The Movie Waffler New Release Review - <i>THE PRESIDENT</i> | The Movie Waffler

New Release Review - THE PRESIDENT

Overthrown by a revolution, a dictator goes on the run with his grandson in tow.


Review by Eric Hillis

Directed by: Mohsen Makhmalbaf

Starring: Misha Gomiashvili, Dachi Orvelashvili



"Much of what we get here was covered in far more insightful style in the original Planet of the Apes series, and when a horde of angry citizens are baying for blood in the film's all too late climax you'll be forgiven for imagining hearing a chant of "Ape shall never kill ape!""

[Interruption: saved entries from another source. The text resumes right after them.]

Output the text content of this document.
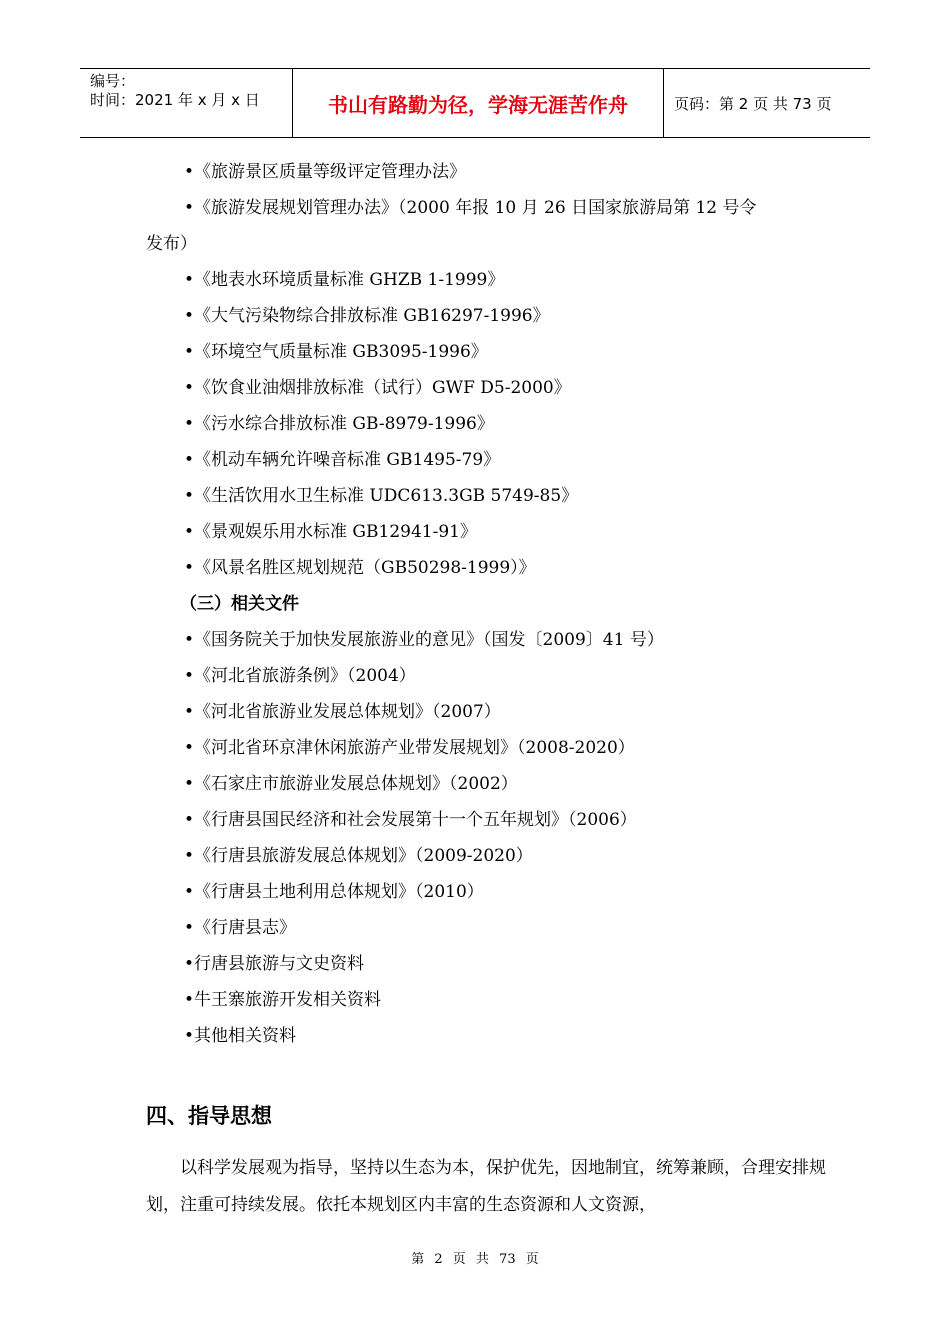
编号：
时间：2021 年 x 月 x 日	书山有路勤为径，学海无涯苦作舟	页码：第 2 页 共 73 页
•《旅游景区质量等级评定管理办法》
•《旅游发展规划管理办法》（2000 年报 10 月 26 日国家旅游局第 12 号令
发布）
•《地表水环境质量标准 GHZB 1-1999》
•《大气污染物综合排放标准 GB16297-1996》
•《环境空气质量标准 GB3095-1996》
•《饮食业油烟排放标准（试行）GWF D5-2000》
•《污水综合排放标准 GB-8979-1996》
•《机动车辆允许噪音标准 GB1495-79》
•《生活饮用水卫生标准 UDC613.3GB 5749-85》
•《景观娱乐用水标准 GB12941-91》
•《风景名胜区规划规范（GB50298-1999）》
（三）相关文件
•《国务院关于加快发展旅游业的意见》（国发〔2009〕41 号）
•《河北省旅游条例》（2004）
•《河北省旅游业发展总体规划》（2007）
•《河北省环京津休闲旅游产业带发展规划》（2008-2020）
•《石家庄市旅游业发展总体规划》（2002）
•《行唐县国民经济和社会发展第十一个五年规划》（2006）
•《行唐县旅游发展总体规划》（2009-2020）
•《行唐县土地利用总体规划》（2010）
•《行唐县志》
•行唐县旅游与文史资料
•牛王寨旅游开发相关资料
•其他相关资料
四、指导思想
以科学发展观为指导，坚持以生态为本，保护优先，因地制宜，统筹兼顾，合理安排规划，注重可持续发展。依托本规划区内丰富的生态资源和人文资源，
第 2 页 共 73 页
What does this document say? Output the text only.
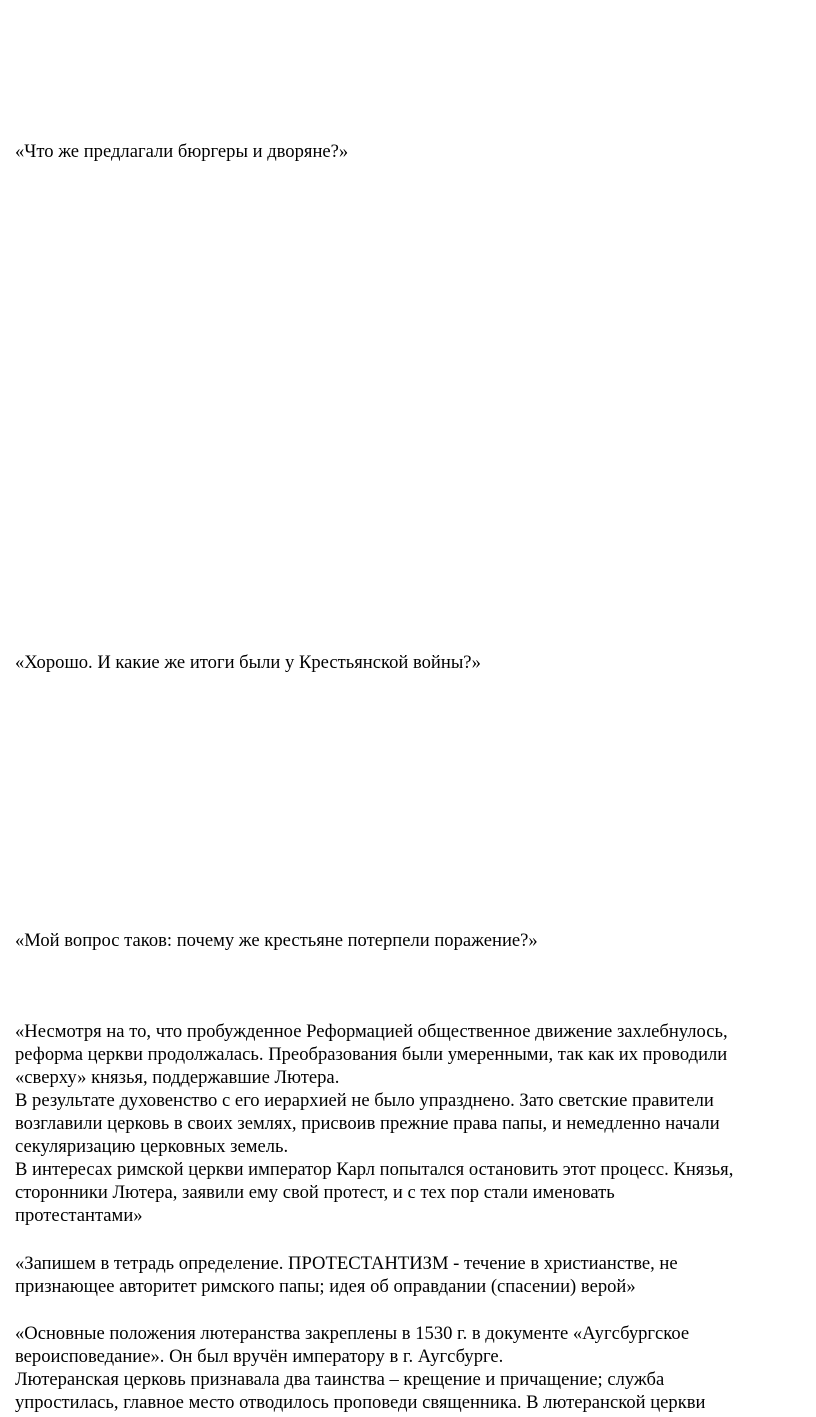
«Что же предлагали бюргеры и дворяне?»

«Хорошо. И какие же итоги были у Крестьянской войны?»

«Мой вопрос таков: почему же крестьяне потерпели поражение?»

«Несмотря на то, что пробужденное Реформацией общественное движение захлебнулось,
реформа церкви продолжалась. Преобразования были умеренными, так как их проводили
«сверху» князья, поддержавшие Лютера.
В результате духовенство с его иерархией не было упразднено. Зато светские правители
возглавили церковь в своих землях, присвоив прежние права папы, и немедленно начали
секуляризацию церковных земель.
В интересах римской церкви император Карл попытался остановить этот процесс. Князья,
сторонники Лютера, заявили ему свой протест, и с тех пор стали именовать
протестантами»

«Запишем в тетрадь определение. ПРОТЕСТАНТИЗМ - течение в христианстве, не
признающее авторитет римского папы; идея об оправдании (спасении) верой»

«Основные положения лютеранства закреплены в 1530 г. в документе «Аугсбургское
вероисповедание». Он был вручён императору в г. Аугсбурге.
Лютеранская церковь признавала два таинства – крещение и причащение; служба
упростилась, главное место отводилось проповеди священника. В лютеранской церкви
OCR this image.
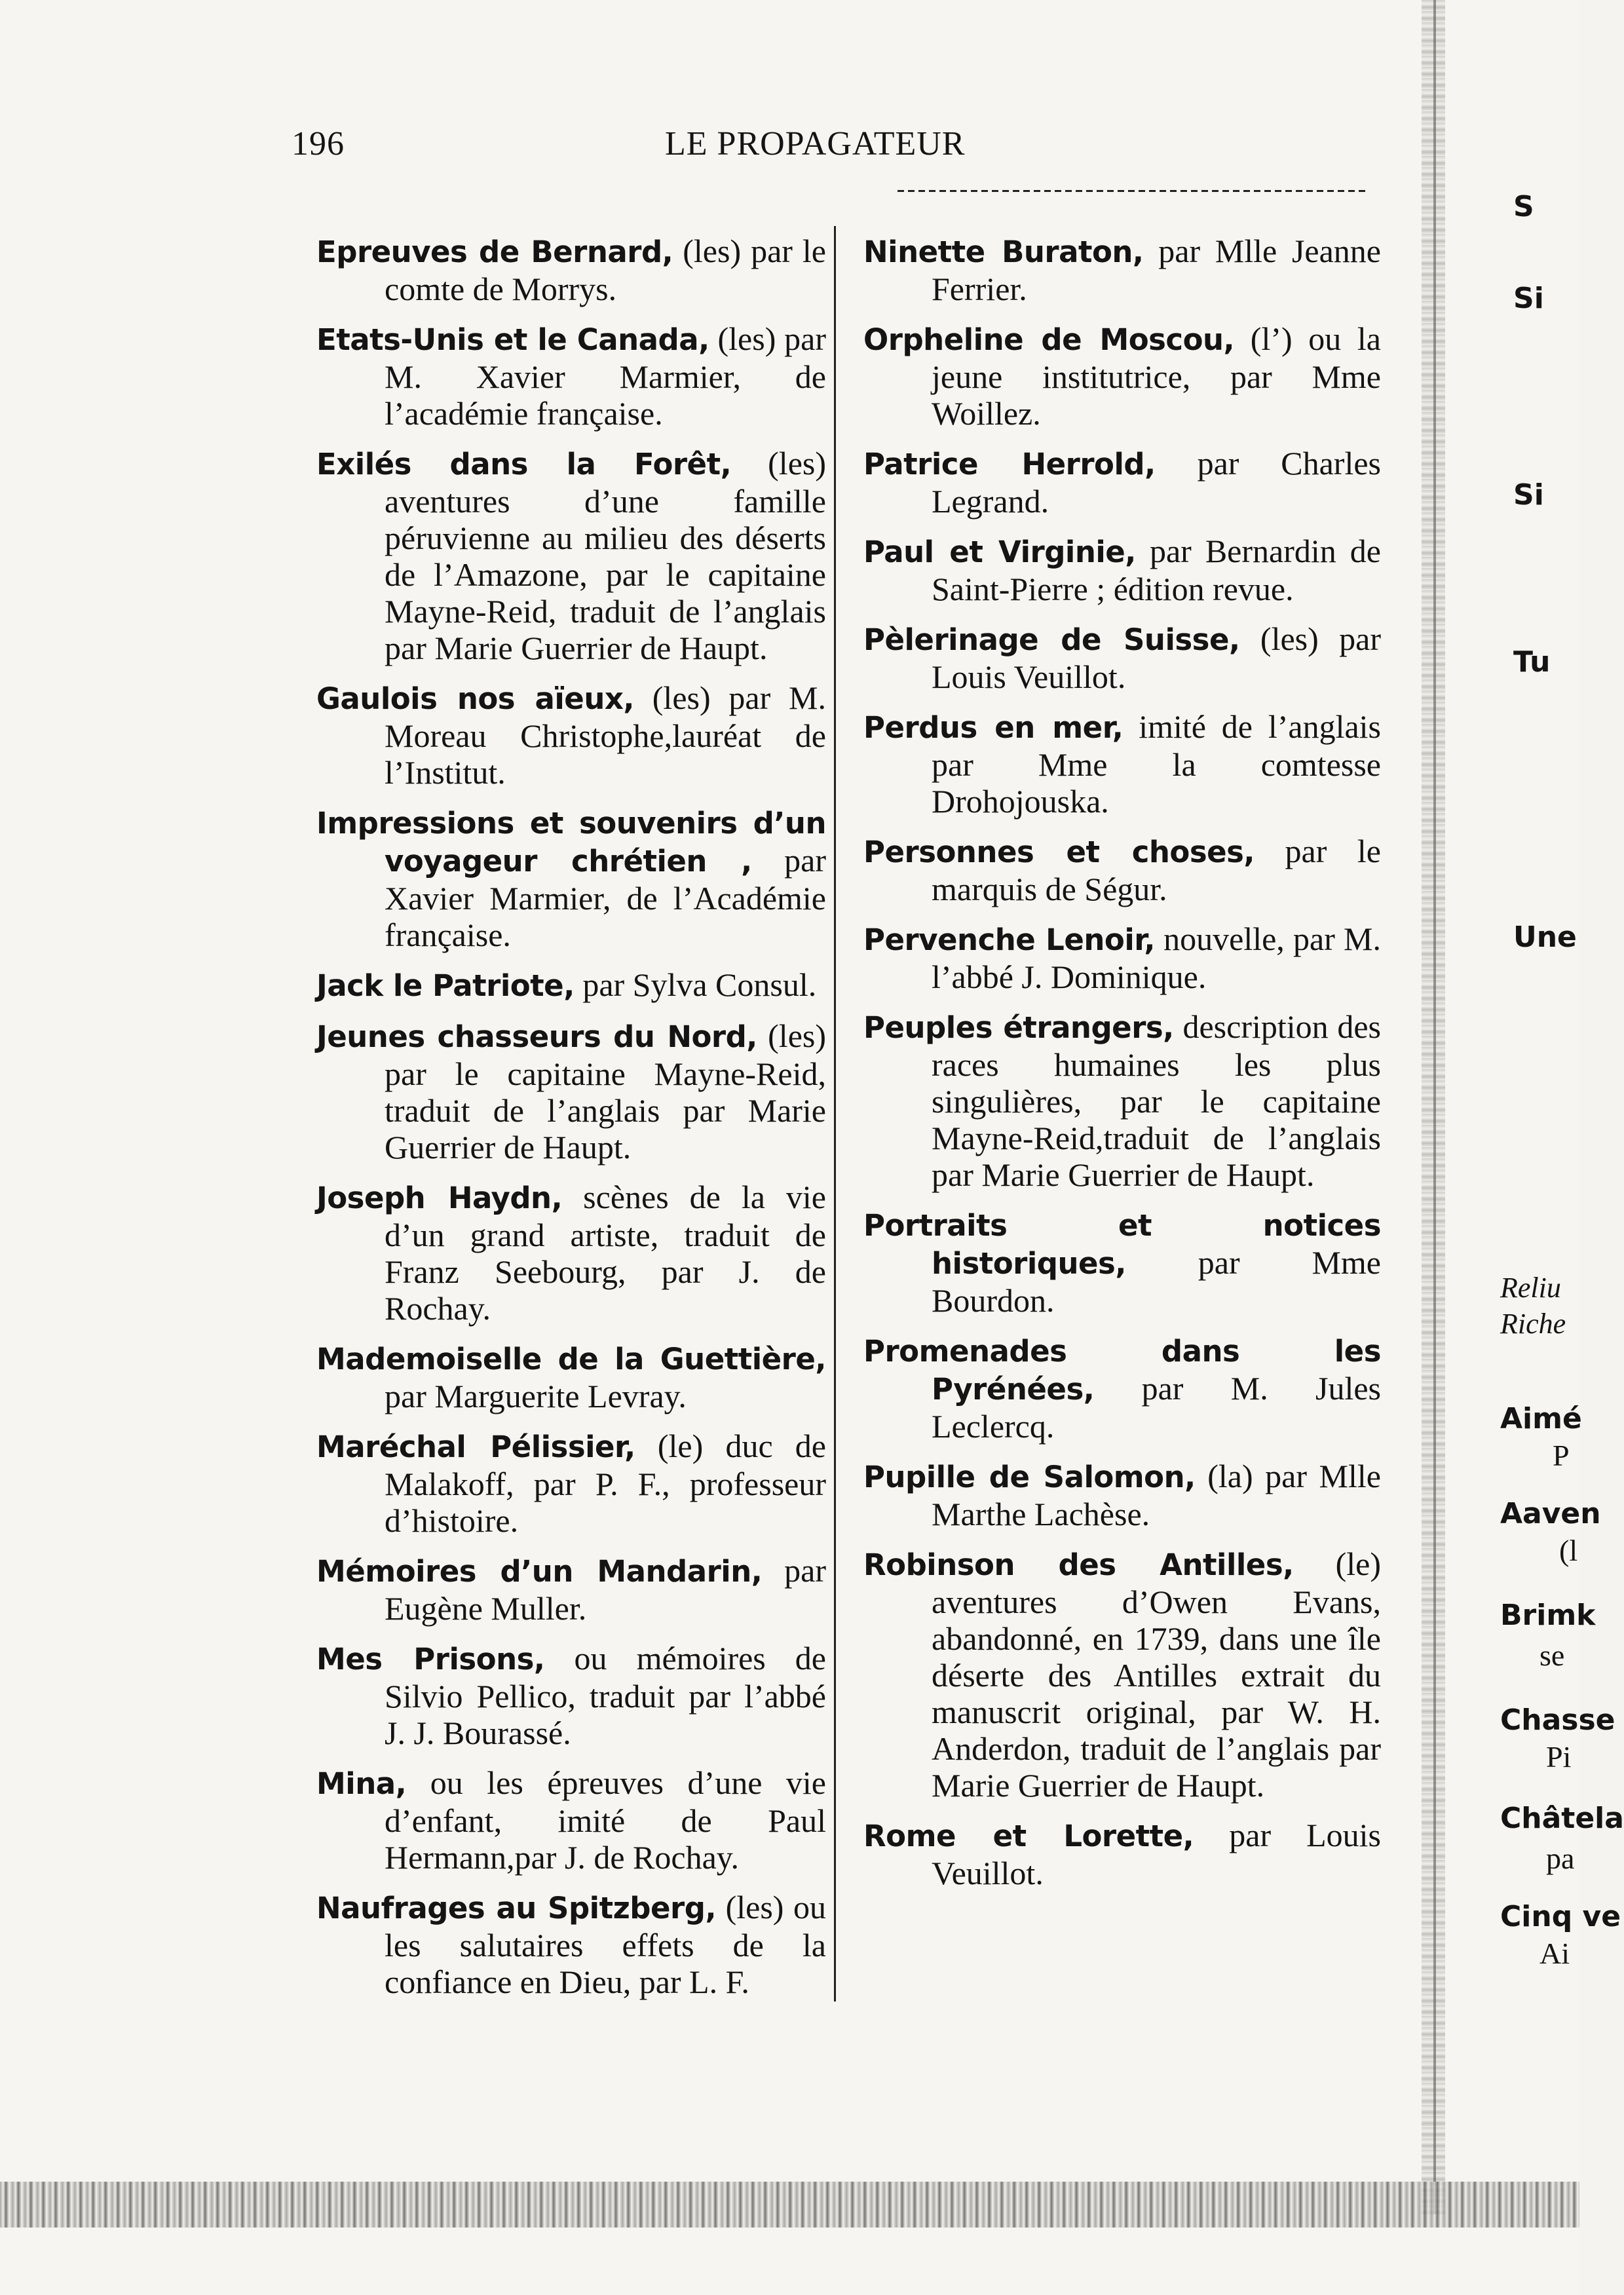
196	LE PROPAGATEUR
Epreuves de Bernard, (les) par le comte de Morrys.
Etats-Unis et le Canada, (les) par M. Xavier Marmier, de l’académie française.
Exilés dans la Forêt, (les) aventures d’une famille péruvienne au milieu des déserts de l’Amazone, par le capitaine Mayne-Reid, traduit de l’anglais par Marie Guerrier de Haupt.
Gaulois nos aïeux, (les) par M. Moreau Christophe,lauréat de l’Institut.
Impressions et souvenirs d’un voyageur chrétien , par Xavier Marmier, de l’Académie française.
Jack le Patriote, par Sylva Consul.
Jeunes chasseurs du Nord, (les) par le capitaine Mayne-Reid, traduit de l’anglais par Marie Guerrier de Haupt.
Joseph Haydn, scènes de la vie d’un grand artiste, traduit de Franz Seebourg, par J. de Rochay.
Mademoiselle de la Guettière, par Marguerite Levray.
Maréchal Pélissier, (le) duc de Malakoff, par P. F., professeur d’histoire.
Mémoires d’un Mandarin, par Eugène Muller.
Mes Prisons, ou mémoires de Silvio Pellico, traduit par l’abbé J. J. Bourassé.
Mina, ou les épreuves d’une vie d’enfant, imité de Paul Hermann,par J. de Rochay.
Naufrages au Spitzberg, (les) ou les salutaires effets de la confiance en Dieu, par L. F.
Ninette Buraton, par Mlle Jeanne Ferrier.
Orpheline de Moscou, (l’) ou la jeune institutrice, par Mme Woillez.
Patrice Herrold, par Charles Legrand.
Paul et Virginie, par Bernardin de Saint-Pierre ; édition revue.
Pèlerinage de Suisse, (les) par Louis Veuillot.
Perdus en mer, imité de l’anglais par Mme la comtesse Drohojouska.
Personnes et choses, par le marquis de Ségur.
Pervenche Lenoir, nouvelle, par M. l’abbé J. Dominique.
Peuples étrangers, description des races humaines les plus singulières, par le capitaine Mayne-Reid,traduit de l’anglais par Marie Guerrier de Haupt.
Portraits et notices historiques, par Mme Bourdon.
Promenades dans les Pyrénées, par M. Jules Leclercq.
Pupille de Salomon, (la) par Mlle Marthe Lachèse.
Robinson des Antilles, (le) aventures d’Owen Evans, abandonné, en 1739, dans une île déserte des Antilles extrait du manuscrit original, par W. H. Anderdon, traduit de l’anglais par Marie Guerrier de Haupt.
Rome et Lorette, par Louis Veuillot.
S
Si
Si
Tu
Une
Reliu
Riche
Aimé
P
Aaven
(l
Brimk
se
Chasse
Pi
Châtela
pa
Cinq ve
Ai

Meet the new boss, same as the old boss! That's the hackneyed message of Mohsen Makhmalbaf's all too on the nose political drama The President. Confused and confounding in tone, the film begins in comedic fashion, as though the Coen Brothers were drawing on the comedies of Ernst Lubitsch, but soon descends into misery porn, dragging on like Jim Jarmusch remaking Come and See.
The President takes place in an unnamed nation under the control of a ruthless dictator (Misha Gomiashvili) who gets his kicks from exerting his power for the amusement of his beloved grandson (Dachi Orvelashvili). In the opening scene, the President calls up the power company to switch off all the city's lights except those of his palace, but the lights don't come back on, and the city skyline is instead lit up by explosions and gunfire - a revolution is underway. Refusing to flee with the rest of his family, the naive President sticks around with his grandson, but when he discovers a bounty has been placed on his head, he goes on the run, hoping to make it across the border before his former subjects execute both him and the boy.
Clad in his military garb and bedecked with medals of dubious distinction, the figure of the President recalls such predecessors as the fictional dictators played by Chaplin and, more recently, Sacha Baron Cohen, and the bumbling Eastern European milieu is straight out of Woody Allen's Love & Death. Everything points toward satire, but it's not long before the film begins to shove its message down our throats in a manner so didactic as to make Ken Loach's politics seem ambivalent. The revolutionaries are just as bad, if not worse, than the deposed dictator, as they rape and murder their way across the land.
We see all this occurring in graphic detail, but Makhmalbaf insists on having his characters spell it out in detail through dialogue. Each scene presents us with a fresh atrocity, but it all quickly grows stale. Perhaps this would have worked more successfully as an allegorical sci-fi tale, but presenting it all so bluntly makes for two testing hours of preachy miserabilism. Just who exactly Makhmalbaf is preaching to is unclear; who in the audience needs to be taught such vapid lessons as 'two wrongs don't make a right' and 'violence begets violence'? Much of what we get here was covered in far more insightful style in the original Planet of the Apes series, and when a horde of angry citizens are baying for blood in the film's all too late climax you'll be forgiven for imagining hearing a chant of "Ape shall never kill ape!"